Where are we heading and what’s my contribution to that journey ?
is the fundamental question I have asked myself in each of my roles and assignments over 25 years.
Whether you call it leadership or management, people-performance must start with clear direction. I have experienced many and varied situations from laser focus clarity to totally opaque frustration in this.
Finding myself on assignments where my boss can’t describe what we need to achieve to be successful leaves me feeling like a clown trying to describe performance objectives to my team, department or group.
My first career was as a professional aviator; totally dependent on operational discipline and management clarity to survive. After some years of the whack-a-mole approach to business management, I adopted 3 themes from air operations as metaphors to help describe and manage ambiguity up and down the chain:
(1) What is the destination (objectives) ? Not being clear on which airport you’re heading for is like not being clear on your corporate mission objectives; it’s going to be tough landing safely in the right place.
This may not be the corporate, division or unit objective, it is the leg of the journey for which you are personally responsible and measured against as pilot-in-command (naturally that’s 100% aligned to larger objectives).
If I can’t answer the “what do I need to do to be successful” question in specific measurable outcomes, my crew and passengers are in trouble.
(2) What is the flight plan (KPI/milestones) ? From where we are today, how do I propose to get to the destination and how can I measure if I’m on or off track before I run out of fuel.
I need a plan and a performance management system that tells me if I’m on track, over-performing, or at risk and soon to need help. I need this on demand so I can manage it when uncertain, without having to ask my manager “am I doing OK ?“ or just waiting on their grace & favour.
Clear outcomes-based plans allow performance measures to switch from demeaning time & motion inputs to celebratory outcomes. Hurrah !

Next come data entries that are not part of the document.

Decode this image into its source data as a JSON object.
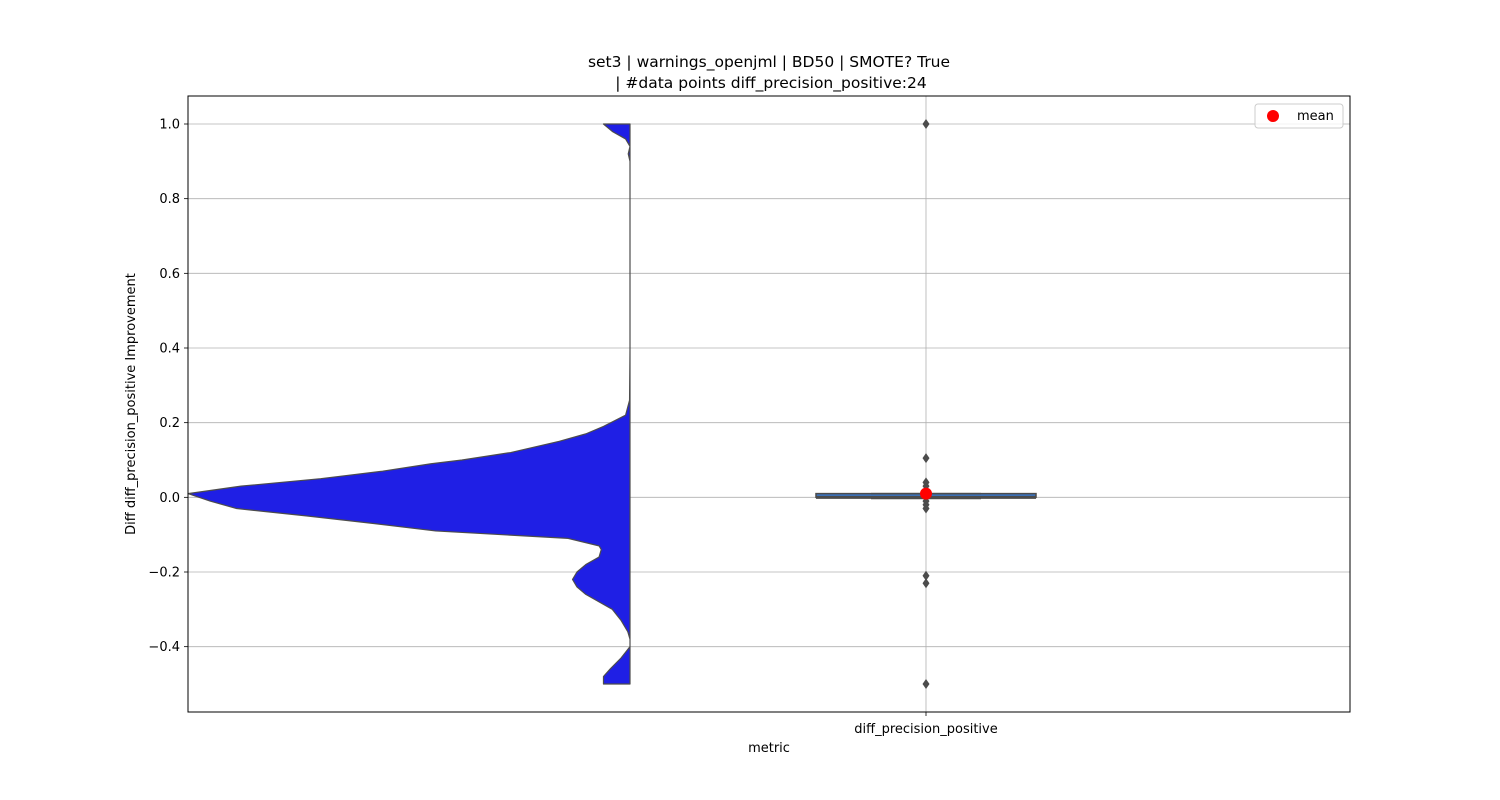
{
  "chart_data": {
    "type": "violin",
    "title_lines": [
      "set3 | warnings_openjml | BD50 | SMOTE? True",
      "| #data points diff_precision_positive:24"
    ],
    "xlabel": "metric",
    "ylabel": "Diff diff_precision_positive Improvement",
    "categories": [
      "diff_precision_positive"
    ],
    "ylim": [
      -0.575,
      1.075
    ],
    "yticks": [
      {
        "value": -0.4,
        "label": "−0.4"
      },
      {
        "value": -0.2,
        "label": "−0.2"
      },
      {
        "value": 0.0,
        "label": "0.0"
      },
      {
        "value": 0.2,
        "label": "0.2"
      },
      {
        "value": 0.4,
        "label": "0.4"
      },
      {
        "value": 0.6,
        "label": "0.6"
      },
      {
        "value": 0.8,
        "label": "0.8"
      },
      {
        "value": 1.0,
        "label": "1.0"
      }
    ],
    "grid": true,
    "legend": {
      "placement": "top-right",
      "entries": [
        {
          "label": "mean",
          "marker": "circle",
          "color": "#ff0000"
        }
      ]
    },
    "violin": {
      "color": "#1f1fe5",
      "range": [
        -0.5,
        1.0
      ],
      "density_profile": [
        [
          1.0,
          0.06
        ],
        [
          0.98,
          0.04
        ],
        [
          0.96,
          0.01
        ],
        [
          0.94,
          0.0
        ],
        [
          0.92,
          0.004
        ],
        [
          0.9,
          0.0
        ],
        [
          0.8,
          0.0
        ],
        [
          0.6,
          0.0
        ],
        [
          0.4,
          0.0
        ],
        [
          0.26,
          0.001
        ],
        [
          0.22,
          0.01
        ],
        [
          0.19,
          0.06
        ],
        [
          0.17,
          0.1
        ],
        [
          0.15,
          0.16
        ],
        [
          0.12,
          0.27
        ],
        [
          0.1,
          0.38
        ],
        [
          0.09,
          0.45
        ],
        [
          0.07,
          0.56
        ],
        [
          0.05,
          0.7
        ],
        [
          0.03,
          0.88
        ],
        [
          0.01,
          1.0
        ],
        [
          -0.01,
          0.95
        ],
        [
          -0.03,
          0.89
        ],
        [
          -0.05,
          0.73
        ],
        [
          -0.07,
          0.58
        ],
        [
          -0.09,
          0.44
        ],
        [
          -0.11,
          0.14
        ],
        [
          -0.13,
          0.07
        ],
        [
          -0.14,
          0.065
        ],
        [
          -0.16,
          0.07
        ],
        [
          -0.18,
          0.1
        ],
        [
          -0.2,
          0.12
        ],
        [
          -0.22,
          0.13
        ],
        [
          -0.24,
          0.12
        ],
        [
          -0.26,
          0.1
        ],
        [
          -0.28,
          0.07
        ],
        [
          -0.3,
          0.04
        ],
        [
          -0.33,
          0.02
        ],
        [
          -0.36,
          0.005
        ],
        [
          -0.38,
          0.0
        ],
        [
          -0.4,
          0.0
        ],
        [
          -0.43,
          0.02
        ],
        [
          -0.46,
          0.045
        ],
        [
          -0.48,
          0.06
        ],
        [
          -0.5,
          0.06
        ]
      ]
    },
    "boxplot": {
      "color": "#4c4c4c",
      "q1": 0.0,
      "median": 0.0,
      "q3": 0.01,
      "whisker_low": -0.003,
      "whisker_high": 0.01,
      "outliers": [
        1.0,
        0.105,
        0.04,
        0.03,
        0.02,
        0.01,
        -0.01,
        -0.02,
        -0.03,
        -0.21,
        -0.23,
        -0.5
      ],
      "mean": 0.01,
      "mean_color": "#ff0000"
    }
  }
}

(3) Who to call in emergencies (management air-cover) ? When things are going wrong I may need to phone a friend for help.
If no real support is available, most citizens will run away from corporate fires rather than towards them, so a manager that doesn’t facilitate is of little use when taking on big bold challenges.
This isn’t an open invitation to rock up and vomit problems on a management desk and expect a clean-up, but a commitment that if there is a real outside context problem, help will be a priority.
With clear objectives, plan and air-cover I’ll offer (and expect) a high probability of successful outcomes.